Their reaction once they knew there was a problem is an issue though - if they've carried on acceptign card details knowing they were continuing to be compromised then that's unacceptable to say the least.

Maybe it's time to pay your LBS a visit. I did and they gave my boy a cake. 😀

In the time it took him to eat it they did get me sat on a Trek road bike that I now [b]NEED[/b] and offer me interest free over 12 months or a healthy discount for cash. I only went in for an £8 light!

I just hope they understand what a ballache it is to be without a credit card until christ-knows when. At the weekend too!

daver27 - Member

Just got off the phone to CRC (they called me) they have had a problem and will hopefully have it resolved next week. have a major fraud team involved..
Not good for them.

Would love to find out if my theories are correct.

Frankly I've got bored of keeping an eye on my CC account. I'm going to get through this weekend then cancel the card first thing on Monday. It expires soon anyway so it'll just pre-empt that by 3 months or so but I'm just not prepared to risk it and I don't always have access to be checking my CC account.

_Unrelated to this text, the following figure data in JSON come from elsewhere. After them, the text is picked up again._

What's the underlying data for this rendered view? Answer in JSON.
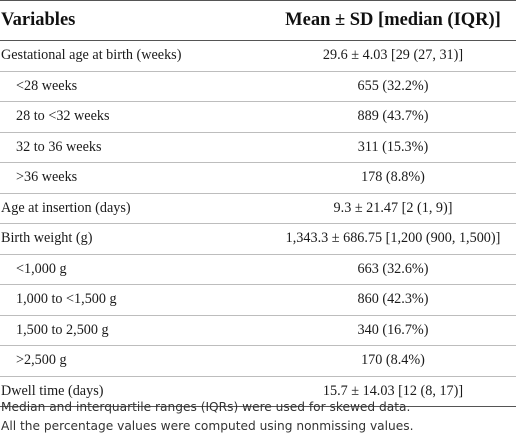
{
  "header": {
    "col1": "Variables",
    "col2": "Mean ± SD [median (IQR)]"
  },
  "rows": [
    {
      "label": "Gestational age at birth (weeks)",
      "value": "29.6 ± 4.03 [29 (27, 31)]",
      "indent": false
    },
    {
      "label": "<28 weeks",
      "value": "655 (32.2%)",
      "indent": true
    },
    {
      "label": "28 to <32 weeks",
      "value": "889 (43.7%)",
      "indent": true
    },
    {
      "label": "32 to 36 weeks",
      "value": "311 (15.3%)",
      "indent": true
    },
    {
      "label": ">36 weeks",
      "value": "178 (8.8%)",
      "indent": true
    },
    {
      "label": "Age at insertion (days)",
      "value": "9.3 ± 21.47 [2 (1, 9)]",
      "indent": false
    },
    {
      "label": "Birth weight (g)",
      "value": "1,343.3 ± 686.75 [1,200 (900, 1,500)]",
      "indent": false
    },
    {
      "label": "<1,000 g",
      "value": "663 (32.6%)",
      "indent": true
    },
    {
      "label": "1,000 to <1,500 g",
      "value": "860 (42.3%)",
      "indent": true
    },
    {
      "label": "1,500 to 2,500 g",
      "value": "340 (16.7%)",
      "indent": true
    },
    {
      "label": ">2,500 g",
      "value": "170 (8.4%)",
      "indent": true
    },
    {
      "label": "Dwell time (days)",
      "value": "15.7 ± 14.03 [12 (8, 17)]",
      "indent": false
    }
  ],
  "notes": [
    "Median and interquartile ranges (IQRs) were used for skewed data.",
    "All the percentage values were computed using nonmissing values."
  ]
}
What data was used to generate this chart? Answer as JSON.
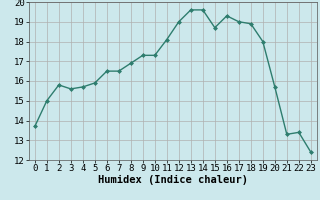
{
  "x": [
    0,
    1,
    2,
    3,
    4,
    5,
    6,
    7,
    8,
    9,
    10,
    11,
    12,
    13,
    14,
    15,
    16,
    17,
    18,
    19,
    20,
    21,
    22,
    23
  ],
  "y": [
    13.7,
    15.0,
    15.8,
    15.6,
    15.7,
    15.9,
    16.5,
    16.5,
    16.9,
    17.3,
    17.3,
    18.1,
    19.0,
    19.6,
    19.6,
    18.7,
    19.3,
    19.0,
    18.9,
    18.0,
    15.7,
    13.3,
    13.4,
    12.4
  ],
  "line_color": "#2e7d6e",
  "marker": "D",
  "marker_size": 2.0,
  "line_width": 1.0,
  "xlabel": "Humidex (Indice chaleur)",
  "xlim": [
    -0.5,
    23.5
  ],
  "ylim": [
    12,
    20
  ],
  "yticks": [
    12,
    13,
    14,
    15,
    16,
    17,
    18,
    19,
    20
  ],
  "xticks": [
    0,
    1,
    2,
    3,
    4,
    5,
    6,
    7,
    8,
    9,
    10,
    11,
    12,
    13,
    14,
    15,
    16,
    17,
    18,
    19,
    20,
    21,
    22,
    23
  ],
  "bg_color": "#cce8ec",
  "grid_color": "#b0b0b0",
  "xlabel_fontsize": 7.5,
  "tick_fontsize": 6.5
}
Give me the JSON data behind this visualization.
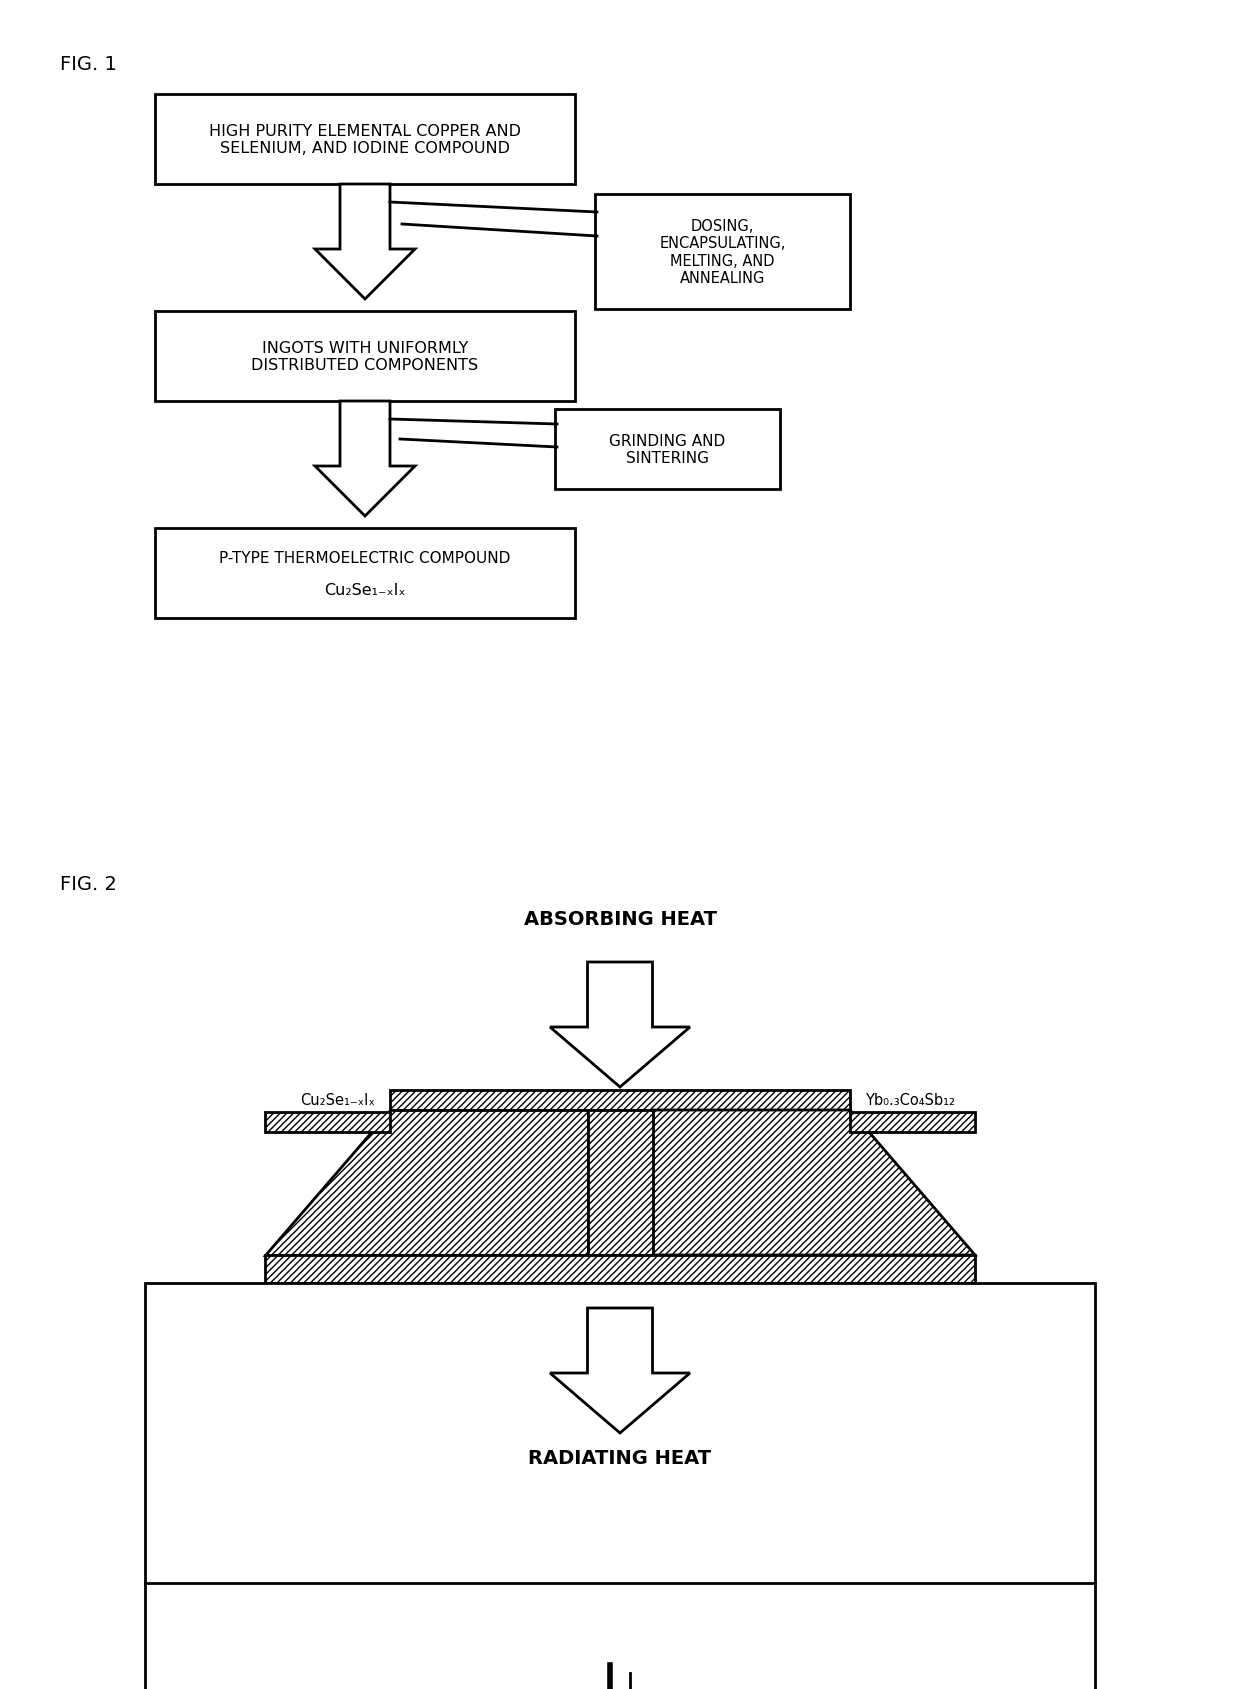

Going on holiday soon and the last thing I want is to be stranded abroad with no credit card for use in emergencies.

My monies gone back into my account today, just waiting on a new card now. Hoping it's here tomorrow, as I'm down to £4 and working tomorrow so can't make it to a bank!

I'm going to get through this weekend then cancel the card first thing on Monday

Going on holiday soon

PS am I the only one that's thought... "I wonder what I can buy and then deny all knowledge" ? 😉

I assume if you used Paypalto crc you are ok?

Someone from CRC called me today in response to an email I sent them yesterday. They said they were investigating but weren't sure it was definitely their issue. I suggested they take a look on here as the anecdotal evidence is pretty compelling! What did irritate me slightly was that the chap suggested using paypal in the future as it was more secure. I pointed out if you are a company that sells exclusively on the net all of the methods of payment should be secure really. Anyhoo, he has said he would let me know the results of their investigation and I will relay them on here. If you have been nobbled and haven't done so already, ping them an email.